We use it at work. It works on a very high resolution. Try it for yourself.


1) Most games already use the highest process&thread prioritiy available

They use multiple threads and cores, not necessarily increasing thread priority, and in fact rarely doing so.

It’s one thing to distribute work across threads, it’s another to increase priority and overload a single thread.

L. Spiro

I restore Nintendo 64 video-game OST’s into HD! https://www.youtube.com/channel/UCCtX_wedtZ5BoyQBXEhnVZw/playlists?view=1&sort=lad&flow=grid


MSDN said
High-frequency periodic timers keep the processor continually busy, which prevents the system from remaining in a lower power state for any meaningful amount of time. This can have a negative impact on portable computer battery life and scenarios that depend on effective power management, such as large datacenters.
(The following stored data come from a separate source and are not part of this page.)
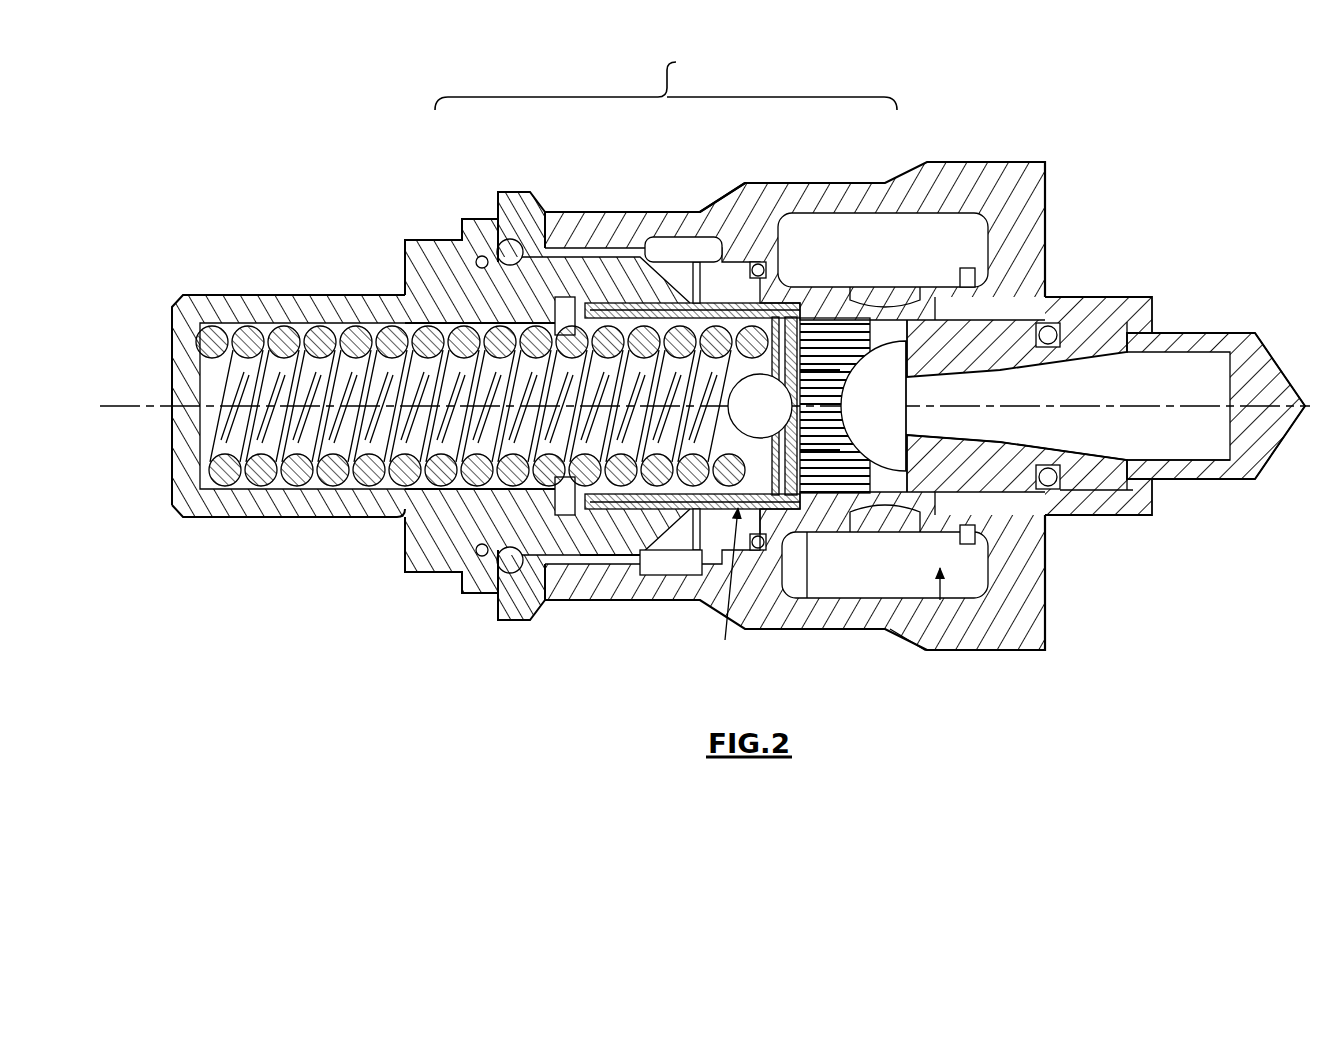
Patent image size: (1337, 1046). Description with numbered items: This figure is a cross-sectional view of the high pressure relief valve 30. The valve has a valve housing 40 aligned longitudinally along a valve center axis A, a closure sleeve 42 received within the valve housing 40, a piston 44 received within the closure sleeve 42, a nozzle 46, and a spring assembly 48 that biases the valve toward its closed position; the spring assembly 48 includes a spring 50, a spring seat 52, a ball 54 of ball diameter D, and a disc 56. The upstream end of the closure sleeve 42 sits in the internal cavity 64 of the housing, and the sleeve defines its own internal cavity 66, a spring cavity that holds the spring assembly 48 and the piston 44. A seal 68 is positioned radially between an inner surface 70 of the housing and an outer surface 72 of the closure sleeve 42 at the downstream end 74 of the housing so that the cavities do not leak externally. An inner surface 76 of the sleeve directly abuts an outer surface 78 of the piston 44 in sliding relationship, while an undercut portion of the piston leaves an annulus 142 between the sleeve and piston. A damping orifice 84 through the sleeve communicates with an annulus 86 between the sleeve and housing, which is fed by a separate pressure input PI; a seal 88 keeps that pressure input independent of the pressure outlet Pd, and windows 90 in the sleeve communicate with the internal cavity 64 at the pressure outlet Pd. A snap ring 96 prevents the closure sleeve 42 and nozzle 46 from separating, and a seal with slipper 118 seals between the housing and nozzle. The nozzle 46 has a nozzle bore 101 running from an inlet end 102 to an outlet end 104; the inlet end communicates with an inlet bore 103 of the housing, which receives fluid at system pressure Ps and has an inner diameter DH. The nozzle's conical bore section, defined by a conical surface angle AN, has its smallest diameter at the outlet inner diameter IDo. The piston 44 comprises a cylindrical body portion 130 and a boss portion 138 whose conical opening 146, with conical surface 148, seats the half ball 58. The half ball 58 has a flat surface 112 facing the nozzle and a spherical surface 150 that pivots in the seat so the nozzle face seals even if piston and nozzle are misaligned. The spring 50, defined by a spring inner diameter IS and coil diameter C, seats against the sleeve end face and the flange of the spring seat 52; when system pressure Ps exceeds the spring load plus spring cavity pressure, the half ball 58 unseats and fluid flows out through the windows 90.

The high pressure relief valve 30 is at (1068, 88).
The valve housing 40 is at (1046, 188).
The closure sleeve 42 is at (368, 512).
The piston 44 is at (726, 630).
The nozzle 46 is at (1100, 322).
The spring assembly 48 is at (666, 79).
The spring 50 is at (333, 505).
The spring seat 52 is at (668, 300).
The ball 54 is at (744, 312).
The disc 56 is at (798, 215).
The half ball 58 is at (878, 460).
The internal cavity 64 is at (940, 600).
The internal cavity 66 is at (405, 545).
The seal 68 is at (483, 598).
The inner surface 70 is at (516, 616).
The outer surface 72 is at (512, 556).
The downstream end 74 is at (498, 205).
The inner surface 76 is at (818, 280).
The outer surface 78 is at (800, 330).
The damping orifice 84 is at (700, 568).
The annulus 86 is at (655, 572).
The seal 88 is at (768, 578).
The windows 90 is at (902, 275).
The snap ring 96 is at (962, 550).
The nozzle bore 101 is at (1128, 490).
The inlet end 102 is at (1150, 318).
The inlet bore 103 is at (1205, 350).
The outlet end 104 is at (945, 445).
The flat surface 112 is at (906, 416).
The seal with slipper 118 is at (1056, 494).
The cylindrical body portion 130 is at (615, 510).
The boss portion 138 is at (814, 540).
The annulus 142 is at (774, 262).
The conical opening 146 is at (810, 445).
The conical surface 148 is at (850, 376).
The spherical surface 150 is at (842, 383).
The valve center axis A is at (303, 400).
The coil diameter C is at (460, 298).
The ball diameter D is at (762, 376).
The spring inner diameter IS is at (418, 358).
The outlet inner diameter IDo is at (948, 435).
The conical surface angle AN is at (985, 435).
The inner diameter DH is at (1140, 460).
The system pressure Ps is at (1226, 420).
The pressure outlet Pd is at (898, 262).
The pressure input PI is at (680, 572).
Exactly my point - so why would they make only the waitable timers high-performance, then? Everyone (mostly game developers) would just start using them, and that would defeat the purpose of that MSDN warning. Not that you can't use timeBeginPeriod(1), of course, but that's what the warning is for in the first place.


Windows would be slow as hell if there was no alternative. When you call WaitMessage() it internally performs the same kind of waiting, and if it was only as low as the system resolution your mouse would be jittery as hell.

The system timer has nothing to do with the mouse, or any other bus-connected device. Devices have their own interrupt that signal the CPU when a hardware event happens, and it all happens separately from the system timer's programmable interrupt, which only signals the CPU periodically. So, WaitMessage will return when either the timeout expires (as timed by the system-timer), or when a device-driver responds to a hardware interrupt event, and creates an input event from it (and so on)...

I still say that the waitable timers are just software timers backed by the system timer - in which case, the only way to increase their resolution would be to increase the system timer resolution.

I would've guessed the same, so I did some tests tongue.png

On my current PC (Win8), using SetWaitableTimer with an absolute time in the future had a resolution of about 1/10th of a millisecond (way below the scheduling quantum!), but using it with a relative time had a resolution of about 1ms (chrome is running, so that's probably the scheduling quantum).

Periodic/non-periodic and manual-reset/synchronisation made no difference for me -- only whether the due time was absolute or relative.